Erst zum Hausarzt, dann zum Facharzt – so stellen sich Union und SPD künftig Arztbesuche vor. Ein sogenanntes Primärarztsystem soll für mehr Ordnung sorgen. Doch viele warnen: Das könnte die Versorgung eher verschlechtern. Von A. Herr und Y. Speck

Wer heute zum Orthopäden, zum Hals-Nasen-Ohrenarzt oder einer anderen Fachärztin möchte, kann dort direkt einen Termin buchen – ohne vorher beim Hausarzt gewesen zu sein. Das könnte sich bald ändern. Denn Union und SPD schlagen im Koalitionsvertrag ein sogenanntes Primärarztsystem vor.

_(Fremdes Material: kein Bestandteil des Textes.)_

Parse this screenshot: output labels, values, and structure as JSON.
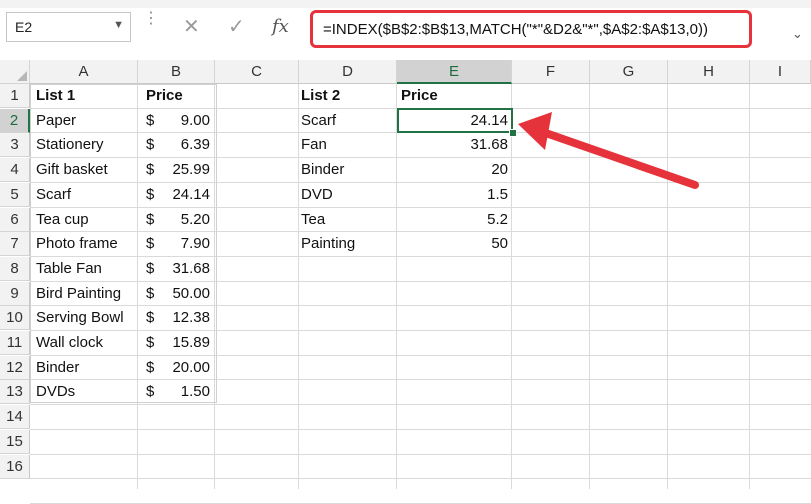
{
  "name_box": "E2",
  "formula": "=INDEX($B$2:$B$13,MATCH(\"*\"&D2&\"*\",$A$2:$A$13,0))",
  "fx_label": "fx",
  "columns": [
    "A",
    "B",
    "C",
    "D",
    "E",
    "F",
    "G",
    "H",
    "I"
  ],
  "selected_column": "E",
  "rows": [
    "1",
    "2",
    "3",
    "4",
    "5",
    "6",
    "7",
    "8",
    "9",
    "10",
    "11",
    "12",
    "13",
    "14",
    "15",
    "16"
  ],
  "selected_row": "2",
  "list1": {
    "header_name": "List 1",
    "header_price": "Price",
    "items": [
      {
        "name": "Paper",
        "cur": "$",
        "price": "9.00"
      },
      {
        "name": "Stationery",
        "cur": "$",
        "price": "6.39"
      },
      {
        "name": "Gift basket",
        "cur": "$",
        "price": "25.99"
      },
      {
        "name": "Scarf",
        "cur": "$",
        "price": "24.14"
      },
      {
        "name": "Tea cup",
        "cur": "$",
        "price": "5.20"
      },
      {
        "name": "Photo frame",
        "cur": "$",
        "price": "7.90"
      },
      {
        "name": "Table Fan",
        "cur": "$",
        "price": "31.68"
      },
      {
        "name": "Bird Painting",
        "cur": "$",
        "price": "50.00"
      },
      {
        "name": "Serving Bowl",
        "cur": "$",
        "price": "12.38"
      },
      {
        "name": "Wall clock",
        "cur": "$",
        "price": "15.89"
      },
      {
        "name": "Binder",
        "cur": "$",
        "price": "20.00"
      },
      {
        "name": "DVDs",
        "cur": "$",
        "price": "1.50"
      }
    ]
  },
  "list2": {
    "header_name": "List 2",
    "header_price": "Price",
    "items": [
      {
        "name": "Scarf",
        "price": "24.14"
      },
      {
        "name": "Fan",
        "price": "31.68"
      },
      {
        "name": "Binder",
        "price": "20"
      },
      {
        "name": "DVD",
        "price": "1.5"
      },
      {
        "name": "Tea",
        "price": "5.2"
      },
      {
        "name": "Painting",
        "price": "50"
      }
    ]
  },
  "annotation_color": "#e5323b",
  "selection_color": "#217346"
}
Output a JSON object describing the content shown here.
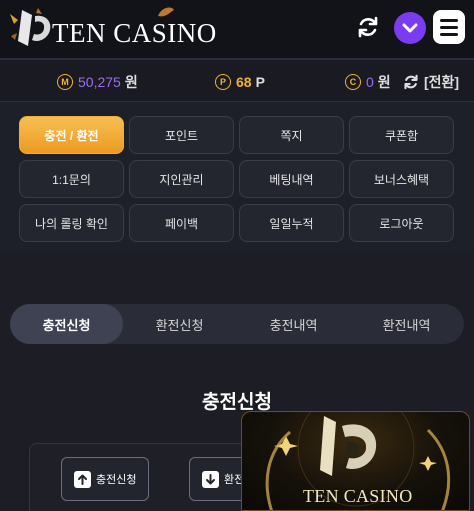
{
  "header": {
    "logo_text": "TEN CASINO",
    "refresh_icon": "refresh-icon",
    "dropdown_icon": "chevron-down-icon",
    "menu_icon": "hamburger-menu-icon",
    "accent": "#7b3bf0"
  },
  "balance": {
    "money": {
      "badge": "M",
      "value": "50,275",
      "unit": "원"
    },
    "point": {
      "badge": "P",
      "value": "68",
      "unit": "P"
    },
    "casino": {
      "badge": "C",
      "value": "0",
      "unit": "원"
    },
    "convert_label": "[전환]"
  },
  "menu": {
    "items": [
      {
        "label": "충전 / 환전",
        "active": true
      },
      {
        "label": "포인트"
      },
      {
        "label": "쪽지"
      },
      {
        "label": "쿠폰함"
      },
      {
        "label": "1:1문의"
      },
      {
        "label": "지인관리"
      },
      {
        "label": "베팅내역"
      },
      {
        "label": "보너스혜택"
      },
      {
        "label": "나의 롤링 확인"
      },
      {
        "label": "페이백"
      },
      {
        "label": "일일누적"
      },
      {
        "label": "로그아웃"
      }
    ]
  },
  "tabs": [
    {
      "label": "충전신청",
      "active": true
    },
    {
      "label": "환전신청"
    },
    {
      "label": "충전내역"
    },
    {
      "label": "환전내역"
    }
  ],
  "section": {
    "title": "충전신청",
    "buttons": [
      {
        "label": "충전신청",
        "icon": "deposit-icon"
      },
      {
        "label": "환전신청",
        "icon": "withdraw-icon"
      }
    ]
  },
  "promo": {
    "text": "TEN CASINO"
  },
  "colors": {
    "gold": "#f0b232",
    "active_button": "#ec9a21",
    "background": "#1e2029"
  }
}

Das bedeutet: Wer zum Facharzt möchte, muss zuerst zur Hausärztin gehen. Die Hausärztin stellt dann – bei Bedarf – eine Überweisung an den Facharzt aus. Die Parteien erhoffen sich dadurch eine bessere Patientenkoordinierung und schnellere Termine bei Fachärzten. Kritiker warnen hingegen vor einer Überforderung der Hausärzte und sehen Nachteile für die Versorgung von Patientinnen und Patienten.

Patientenschützer kritisieren Pläne

Eugen Brysch, Vorstand der Deutschen Stiftung Patientenschutz, hält wenig vom Vorschlag von Union und SPD: "Es wird dazu führen, dass wir jetzt zwei Mal warten dürfen. Einmal beim Hausarzt und das nächste Mal beim Facharzt."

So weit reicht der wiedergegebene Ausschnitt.